Calgene performed studies aimed at comparing the nutritional constituents of tomato fruit from IR tomato line 5345 with those of fruit obtained from control plants grown, processed and analyzed under the same conditions. Parameters measured include total solids, protein ash, carbohydrates, calories, vitamin A, vitamin C, and folic acid. Values obtained for each parameter measured for tomatoes grown in separate sites were averaged before the comparison was made. Calgene stated that there were no statistically significant differences for any of the parameters between IR tomato fruits and control fruits and that the results of the analysis demonstrate that tomato fruits produced by IR tomato plants are substantially equivalent to those produced by nontransformed controls.

Processing Component: pH

Because the low pH of tomato fruits prevents growth of thermophilic organisms during tomato processing and therefore is an important quality trait from the standpoint of product safety, Calgene measured the pH of red ripe IR tomatoes and control tomatoes. Calgene reported that there was no statistically significant difference in fruit pH between IR and control tomatoes and that fruit pH of both lines was within range of values reported in the literature for tomatoes.
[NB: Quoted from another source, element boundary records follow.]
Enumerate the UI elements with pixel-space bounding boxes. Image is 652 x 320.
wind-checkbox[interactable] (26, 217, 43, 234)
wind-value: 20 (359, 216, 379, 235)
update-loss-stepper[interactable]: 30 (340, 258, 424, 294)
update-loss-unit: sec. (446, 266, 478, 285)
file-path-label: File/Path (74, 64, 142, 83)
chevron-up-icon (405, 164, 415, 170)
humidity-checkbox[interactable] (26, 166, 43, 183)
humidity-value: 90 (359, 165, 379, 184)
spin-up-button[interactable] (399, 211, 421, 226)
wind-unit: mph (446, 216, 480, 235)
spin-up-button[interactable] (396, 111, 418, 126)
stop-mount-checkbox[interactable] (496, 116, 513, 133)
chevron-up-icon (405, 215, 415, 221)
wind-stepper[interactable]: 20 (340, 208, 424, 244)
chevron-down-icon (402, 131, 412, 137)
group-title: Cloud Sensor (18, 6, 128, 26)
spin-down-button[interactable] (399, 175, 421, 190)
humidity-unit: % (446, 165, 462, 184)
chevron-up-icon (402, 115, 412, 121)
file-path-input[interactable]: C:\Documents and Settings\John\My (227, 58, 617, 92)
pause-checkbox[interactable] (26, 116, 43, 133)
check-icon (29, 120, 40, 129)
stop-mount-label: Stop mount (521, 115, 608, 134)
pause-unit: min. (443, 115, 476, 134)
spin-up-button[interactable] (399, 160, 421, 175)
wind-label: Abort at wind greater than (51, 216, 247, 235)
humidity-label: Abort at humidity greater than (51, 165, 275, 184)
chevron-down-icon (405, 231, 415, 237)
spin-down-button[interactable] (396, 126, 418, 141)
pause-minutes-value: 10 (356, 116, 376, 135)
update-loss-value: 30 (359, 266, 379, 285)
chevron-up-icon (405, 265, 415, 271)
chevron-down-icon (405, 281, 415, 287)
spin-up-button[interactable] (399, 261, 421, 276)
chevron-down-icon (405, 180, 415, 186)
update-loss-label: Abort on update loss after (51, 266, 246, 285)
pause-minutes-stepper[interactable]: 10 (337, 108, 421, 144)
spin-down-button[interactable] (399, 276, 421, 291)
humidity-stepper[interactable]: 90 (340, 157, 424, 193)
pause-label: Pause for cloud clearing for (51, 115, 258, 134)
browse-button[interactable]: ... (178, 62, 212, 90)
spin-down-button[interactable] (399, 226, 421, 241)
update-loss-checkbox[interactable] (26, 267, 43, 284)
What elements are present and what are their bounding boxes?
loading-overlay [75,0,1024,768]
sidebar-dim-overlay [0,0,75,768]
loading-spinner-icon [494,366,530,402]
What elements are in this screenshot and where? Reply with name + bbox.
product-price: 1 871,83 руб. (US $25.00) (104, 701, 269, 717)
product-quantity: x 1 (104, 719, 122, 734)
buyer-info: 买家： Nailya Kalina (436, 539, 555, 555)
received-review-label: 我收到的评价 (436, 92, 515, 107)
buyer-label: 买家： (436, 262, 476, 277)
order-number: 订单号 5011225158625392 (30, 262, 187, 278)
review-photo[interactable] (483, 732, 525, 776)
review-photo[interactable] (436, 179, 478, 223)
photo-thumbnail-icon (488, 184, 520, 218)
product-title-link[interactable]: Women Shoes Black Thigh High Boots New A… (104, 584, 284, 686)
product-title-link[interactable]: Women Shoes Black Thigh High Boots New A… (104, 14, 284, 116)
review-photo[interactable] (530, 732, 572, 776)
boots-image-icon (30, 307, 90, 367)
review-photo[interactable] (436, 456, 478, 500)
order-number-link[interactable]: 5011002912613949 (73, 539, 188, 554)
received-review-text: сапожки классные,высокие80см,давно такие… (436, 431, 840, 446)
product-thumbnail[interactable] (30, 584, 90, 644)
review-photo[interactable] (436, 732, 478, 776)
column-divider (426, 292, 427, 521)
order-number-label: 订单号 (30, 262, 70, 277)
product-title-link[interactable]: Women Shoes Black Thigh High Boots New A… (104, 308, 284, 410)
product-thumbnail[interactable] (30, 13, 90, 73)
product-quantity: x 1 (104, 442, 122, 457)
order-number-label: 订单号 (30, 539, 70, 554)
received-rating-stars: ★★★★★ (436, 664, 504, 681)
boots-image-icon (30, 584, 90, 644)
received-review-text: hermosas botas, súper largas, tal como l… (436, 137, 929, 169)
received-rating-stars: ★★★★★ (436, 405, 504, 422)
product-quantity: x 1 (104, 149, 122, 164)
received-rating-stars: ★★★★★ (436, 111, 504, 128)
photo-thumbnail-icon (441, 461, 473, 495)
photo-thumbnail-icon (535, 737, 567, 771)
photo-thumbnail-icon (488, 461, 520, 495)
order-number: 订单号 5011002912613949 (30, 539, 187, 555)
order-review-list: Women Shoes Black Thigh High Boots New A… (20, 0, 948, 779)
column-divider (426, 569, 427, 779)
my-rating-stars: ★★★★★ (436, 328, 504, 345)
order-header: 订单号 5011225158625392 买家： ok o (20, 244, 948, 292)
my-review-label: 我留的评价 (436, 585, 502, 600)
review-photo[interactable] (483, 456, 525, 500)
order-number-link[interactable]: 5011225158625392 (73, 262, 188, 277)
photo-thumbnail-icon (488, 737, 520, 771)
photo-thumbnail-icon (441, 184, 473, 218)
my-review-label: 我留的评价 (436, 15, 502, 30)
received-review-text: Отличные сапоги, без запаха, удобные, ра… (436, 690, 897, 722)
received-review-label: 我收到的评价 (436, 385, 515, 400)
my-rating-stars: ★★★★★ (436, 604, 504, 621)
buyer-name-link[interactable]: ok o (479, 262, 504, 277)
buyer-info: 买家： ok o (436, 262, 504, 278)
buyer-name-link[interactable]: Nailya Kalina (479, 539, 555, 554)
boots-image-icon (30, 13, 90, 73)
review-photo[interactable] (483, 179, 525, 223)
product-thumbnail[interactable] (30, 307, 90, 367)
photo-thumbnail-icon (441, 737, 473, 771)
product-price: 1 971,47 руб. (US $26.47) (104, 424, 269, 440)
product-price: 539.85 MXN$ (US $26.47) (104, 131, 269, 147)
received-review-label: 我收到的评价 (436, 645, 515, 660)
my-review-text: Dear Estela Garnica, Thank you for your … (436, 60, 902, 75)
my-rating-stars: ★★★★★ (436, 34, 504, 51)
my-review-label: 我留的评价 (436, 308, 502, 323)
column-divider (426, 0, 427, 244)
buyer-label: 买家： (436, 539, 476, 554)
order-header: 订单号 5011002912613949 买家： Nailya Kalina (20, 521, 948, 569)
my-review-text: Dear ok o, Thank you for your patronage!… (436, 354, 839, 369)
Calgene has concluded that its transgenic tomato line 5345 is not materially different from nontransgenic controls in terms of food safety and nutritional profile. At this time, based on Calgene's description of its data and analyses, the Agency considers Calgene's consultation on tomato line 5345 to be complete.


Nega Beru, Ph.D.


1The use of APH(3')II in the development of transgenic tomato, cotton, and oilseed rape is approved by FDA as a food additive (21 CFR 173.170; 21 CFR 573.130). The Environmental Protection Agency has established an exemption from the requirement of a tolerance for residues of APH(3')II and the genetic material used to produce it when produced in plants as a plant pesticide inert ingredient (56 FR 49351; September 28, 1994).